American Gospel Songs 2022 mp3 download (videos & lyrics) - Gospelkey

Category: American Gospel Songs

American Gospel Songs, the precursor to black Gospel music is the African American spiritual, which had already been around for well over a century before Gospel music began its rise to popularity starting in the 1930s. Songs written by African American composers in the decades following emancipation that focused on biblical themes and often drew from spirituals were the source for the development of Gospel. An example is “De Gospel Cars,” by the popular composer Sam Lucas.

When many African American communities migrated from rural to urban life during the first half of the twentieth century, they brought their worship culture with them. Echoing the ways of the single-room churches of the agrarian South, the storefront churches of the northern cities became the key setting for the development of Gospel.

Although singers like Aretha Franklin had introduced Gospel style songs to the pop charts with songs like “Think” in 1968, church-centric Gospel music began to cross over into the mainstream following the release in 1969 of the recording of “O Happy Day” by the Edwin Hawkins Singers, a mixed-gender Gospel chorus based in the San Francisco Bay area. The song, which was based on a mid-eighteenth century English hymn sold more than a million copies in two months (well above average for a Gospel recording) and earned its composer, Edwin Hawkins (born 1943) his first of four Grammy Awards.

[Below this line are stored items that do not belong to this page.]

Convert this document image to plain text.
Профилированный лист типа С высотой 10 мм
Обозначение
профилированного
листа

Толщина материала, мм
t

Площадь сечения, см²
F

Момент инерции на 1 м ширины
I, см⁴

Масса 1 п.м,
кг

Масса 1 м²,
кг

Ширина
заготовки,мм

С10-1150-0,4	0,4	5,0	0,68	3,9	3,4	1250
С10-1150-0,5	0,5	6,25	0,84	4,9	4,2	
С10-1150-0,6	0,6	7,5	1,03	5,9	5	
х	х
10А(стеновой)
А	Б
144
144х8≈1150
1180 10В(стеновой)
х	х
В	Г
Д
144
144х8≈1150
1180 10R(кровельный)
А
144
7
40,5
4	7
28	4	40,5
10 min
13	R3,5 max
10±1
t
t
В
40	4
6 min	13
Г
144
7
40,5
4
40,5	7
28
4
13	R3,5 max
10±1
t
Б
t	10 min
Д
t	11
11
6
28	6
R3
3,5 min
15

Since Hawkins, other artists have emerged, taking Gospel music well beyond the black church. Today’s Gospel songs are more harmonically complex than their traditional counterparts. Prominent names in the contemporary Gospel field include Andrae Crouch, Take 6, The New York Community Choir and the Cultural Heritage Choir.

These days, Gospel songs are performed as solos or by small or large ensembles, and by men and women of all ages. Both blacks and whites sing the repertoire and the instrumentation possibilities are limitless, ranging from synthesizers and drums to full symphony orchestras. Hear, for example, Marion Williams’s 1992 recording of “Amazing Grace,”

The genre continues to make an impact on the popular music today. Its influence can be heard in the work of many secular performers, from the folk stylings of Simon and Garfunkel to the soul outpourings of Adele.